Au terme de sa visite de travail en RD-Congo et au Rwanda, Massad Boulos, conseiller principal du président américain Donald Trump pour l’Afrique, a rendu un verdict qui cloue au pilori Kigali et le somme de «cesser tout soutien au M23» et de «retirer» ses troupes de l’Est du pays de Tshisekedi.Il a fait part de ces exigences de l’administration Trump envers Kigali à la faveur d’un point de presse animé le jeudi 17 avril 2025, soit quelques jours seulement après s’être entretenu avec Félix Tshisekedi à Kinshasa et Paul Kagame à Kigali au sujet de la crise sécuritaire qui prévaut dans le Kivu où des rebelles du M23, soutenus par le Rwanda, ont mené, en janvier et février derniers, une offensive éclair l’ayant permis de contrôler les deux principales villes de la région, Goma et Bukavu.
«Le conflit dure depuis trop longtemps, plus de 30 ans.
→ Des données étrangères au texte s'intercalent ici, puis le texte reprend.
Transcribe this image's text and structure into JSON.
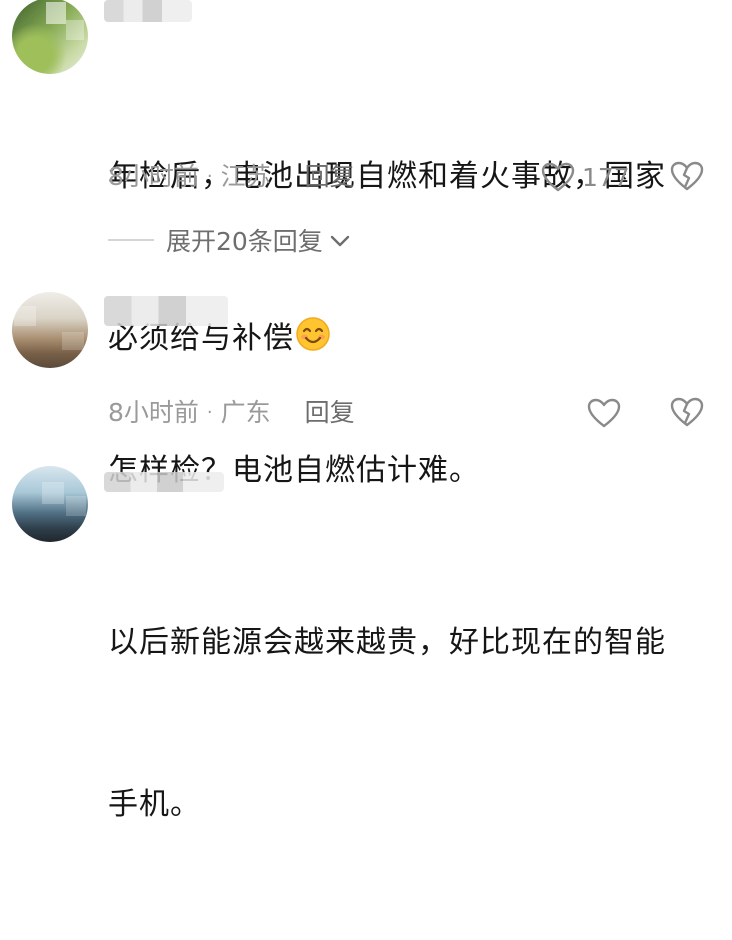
{
  "comments": [
    {
      "text_line1": "年检后，电池出现自燃和着火事故，国家",
      "text_line2": "必须给与补偿",
      "emoji": "smiling-face-emoji",
      "time": "8小时前",
      "location": "江苏",
      "reply_label": "回复",
      "like_count": "177",
      "expand_label": "展开20条回复"
    },
    {
      "text_line1": "怎样检？电池自燃估计难。",
      "time": "8小时前",
      "location": "广东",
      "reply_label": "回复"
    },
    {
      "text_line1": "以后新能源会越来越贵，好比现在的智能",
      "text_line2": "手机。"
    }
  ],
  "separator": "·",
  "icons": {
    "like": "heart-outline-icon",
    "dislike": "broken-heart-icon",
    "expand": "chevron-down-icon"
  },
  "colors": {
    "text": "#161616",
    "meta": "#9a9a9a",
    "reply": "#6d6d6d",
    "icon": "#8a8a8a",
    "background": "#ffffff"
  }
}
Il est temps d’y mettre fin», a martelé Massad Boulos, soulignant que l’administration Trump «envisage tous les moyens économiques et diplomatiques pour promouvoir la paix». Des déclarations fortes qui sont loin de ressembler à une lettre morte, tant le pays de l’Oncle Sam a déjà sévi contre certains dirigeants rwandais impliqués dans le soutien militaire apporté par Kigali aux rebelles du M23 pour agresser la RD-Congo et déstabiliser les institutions élues démocratiquement.
Le Rwanda a toujours rejeté les conclusions du rapport des experts de l’ONU faisant état de son soutien aux rebelles du M23 et de la présence de plus de 4.000 soldats rwandais sur le sol RD-congolais. Kigali évoque des raisons de sécurité interne pour justifier des mesures défensives déployées le long de sa frontière avec la RD-Congo pour se protéger de FDLR, une milice composée des hutus rwandais auteurs du génocide de 1994 contre les tutsis. Cette préoccupation de Kigali est prise en considération par Washington dont l’émissaire, Massad Boulos, a assuré avoir «discuté des FDLR» avec Paul Kagame, considérant qu’il s’agit d’un «élément clé» dans la résolution du conflit entre Kinshasa et Kigali. Ce conflit, exacerbé à la suite de la résurgence, fin 2022, de la rébellion du M23, qui contrôle plusieurs localités dans l’Est de la RD-Congo, peine à être résolu en dépit de diverses initiatives diplomatiques amorcées. Parmi elles, le Processus de Luanda, piloté par João Lourenço qui a fini par jeter l’éponge pour se concentrer, selon la présidence angolaise, à son mandat de président en exercice de l’Union africaine.
L’organisation continentale, sous le leadership de Lourenço, a jeté son dévolu, début avril, sur le Président togolais Faure Gnassingbe pour reprendre la tunique de médiateur dans le conflit entre la RD-Congo et le Rwanda.